Elle roulait à toute vitesse sur les avenues, grillant au passage quelques feux rouges et faisant fi des limites de vitesse. Le curseur de son téléphone n’avait pas bougé d’un poil et pointait toujours sur sa destination. Elle ne tarda pas à arriver sur place et reconnut de suite la maison de maître qu’occupait sa responsable. Cachée dans son véhicule, elle pointa son objectif sur une des fenêtres éclairées qui donnait sur la rue. Aucun signe de vie ne paraissait par les baies éclairées. Elle décida de sortir et de s’approcher. La brise automnale se glissa sous son imperméable et caressa le haut de ses cuisses nues. “Merde, j’aurai pu mettre au moins un pantalon, je suis à moitié à poil là-dessous !”. Tout en tirant sur les pans du manteau, elle se faufila contre la façade et regardait furtivement par la vitre.

Un voilage brouillait sa vue, mais elle reconnaissait Ludovic, un verre de vin à la main, en train de discuter avec une femme aux longs cheveux auburns. Elle portait une jupe fendue jusqu'à mi-cuisse et son haut ne laissait que peu de place à l'imagination. Son dos lacé dévoilait une silhouette athlétique et dynamique. Ludovic souriait sans la quittait des yeux. L'entrevue n'avait clairement rien de professionnel. Estelle prenait tant bien que mal quelques clichés compromettant à travers la tenture. Elle jurait intérieurement "mais quel enfoiré, mais quel enfoiré ! Mais qu'est ce qu'il fout chez cette salope ?"

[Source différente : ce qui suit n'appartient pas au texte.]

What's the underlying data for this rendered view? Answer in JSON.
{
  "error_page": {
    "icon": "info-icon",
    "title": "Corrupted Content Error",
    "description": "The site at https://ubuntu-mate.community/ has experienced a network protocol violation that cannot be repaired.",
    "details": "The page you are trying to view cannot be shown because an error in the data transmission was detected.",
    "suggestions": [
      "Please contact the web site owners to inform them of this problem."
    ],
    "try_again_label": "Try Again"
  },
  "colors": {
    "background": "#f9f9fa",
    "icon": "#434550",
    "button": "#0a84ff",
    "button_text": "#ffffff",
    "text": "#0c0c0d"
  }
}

Alors qu'elle observait la scène au travers de son objectif, une main froide se plaqua sur ses fesses dénudées. Étouffant un cri, elle se tourna et se trouva nez à nez avec un homme, la cinquantaine, peu ragoûtant :

  • C'est mignon tout ça, c'est combien ?, se réjouissait-il.

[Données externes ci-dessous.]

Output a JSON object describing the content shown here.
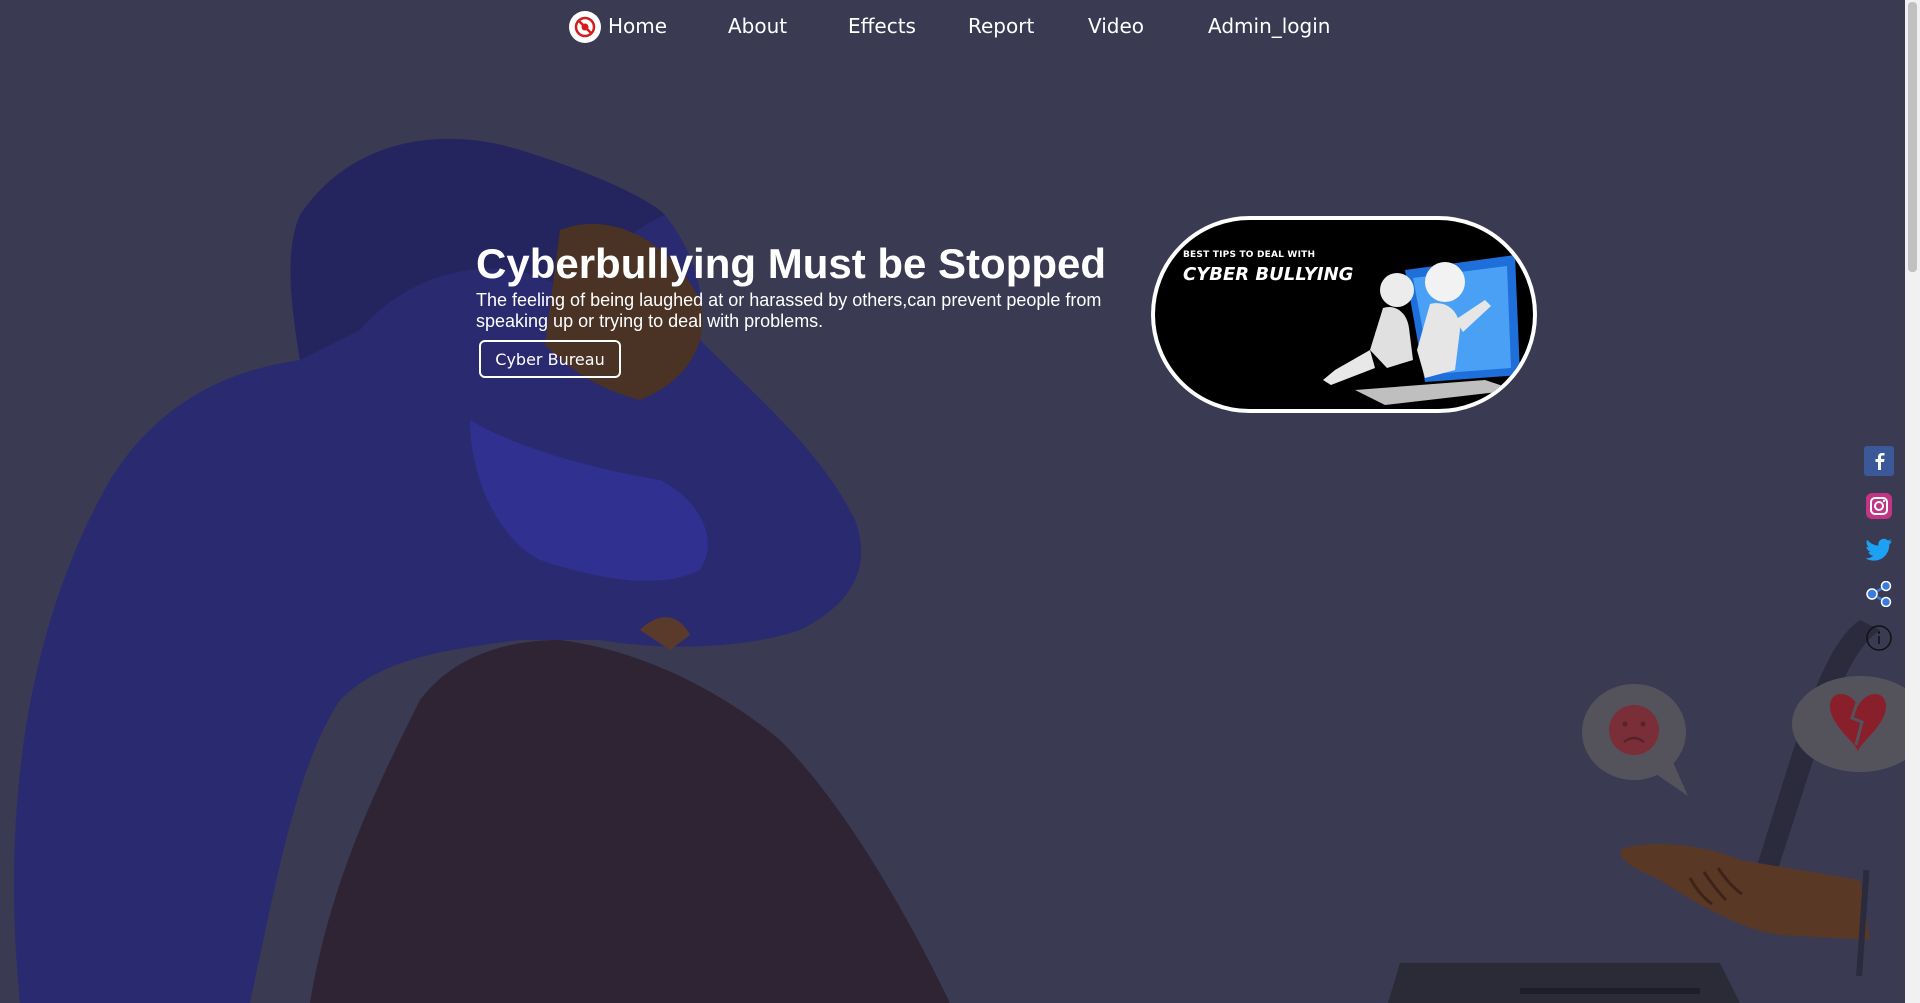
{
  "nav": {
    "logo_icon": "stop-bullying-logo-icon",
    "items": [
      {
        "label": "Home"
      },
      {
        "label": "About"
      },
      {
        "label": "Effects"
      },
      {
        "label": "Report"
      },
      {
        "label": "Video"
      },
      {
        "label": "Admin_login"
      }
    ]
  },
  "hero": {
    "title": "Cyberbullying Must be Stopped",
    "text": "The feeling of being laughed at or harassed by others,can prevent people from speaking up or trying to deal with problems.",
    "button_label": "Cyber Bureau"
  },
  "promo": {
    "small_text": "BEST TIPS TO DEAL WITH",
    "big_text": "CYBER BULLYING"
  },
  "social": [
    {
      "icon": "facebook-icon"
    },
    {
      "icon": "instagram-icon"
    },
    {
      "icon": "twitter-icon"
    },
    {
      "icon": "share-icon"
    },
    {
      "icon": "info-icon"
    }
  ],
  "colors": {
    "background": "#3a3a52",
    "hoodie": "#2a2a6e",
    "legs": "#2e2434",
    "skin": "#5a3a2a"
  }
}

Sans attendre, elle se saisit par la gorge et le plaqua au mur de brique. Serrant tant qu'elle le pouvait, elle lui murmura :

  • Prends moi encore pour une pute, touche moi ne serait-ce que d'un doigt, et je te fais bouffer ce qui te sert de couilles ! C'est clair ?

Le bougre peinait à respirer et acquiessait en silence. Elle relâcha la pression, laissait l'homme s'effondrer au sol, le souffle coupé. Elle la regarda s'éloigner à quatre pattes, la queue entre les jambes. "Je savais bien que ces cours de self-defense me serviraient un jour".

Réajustant son imperméable, elle retourna à son poste d'observation, et étouffa un cri d'horreur. Ludovic était affalé dans le sofa tandis que son hôte, à genoux au sol, lui dévorait l'entrejambe en se caressant. Les yeux dans les yeux, chacun semblait y prendre son plaisir.

Sans un mot, Estelle prit une rafale de photographies. Elle déclenchait à tout va, chaque pression sur le déclencheur était une frappe contre Ludovic. Elle bouillonnait, brûlait de colère envers lui, envers elle, envers ce pervers qui l'avait pelotée, envers cette relation qui ne menait à rien de solide. Elle vérifia rapidement ses prises de vues et rejoignit sa voiture. Il ne servait à rien de s'attarder, elle en avait vu assez.

Il était temps de rentrer. Il était temps de se venger.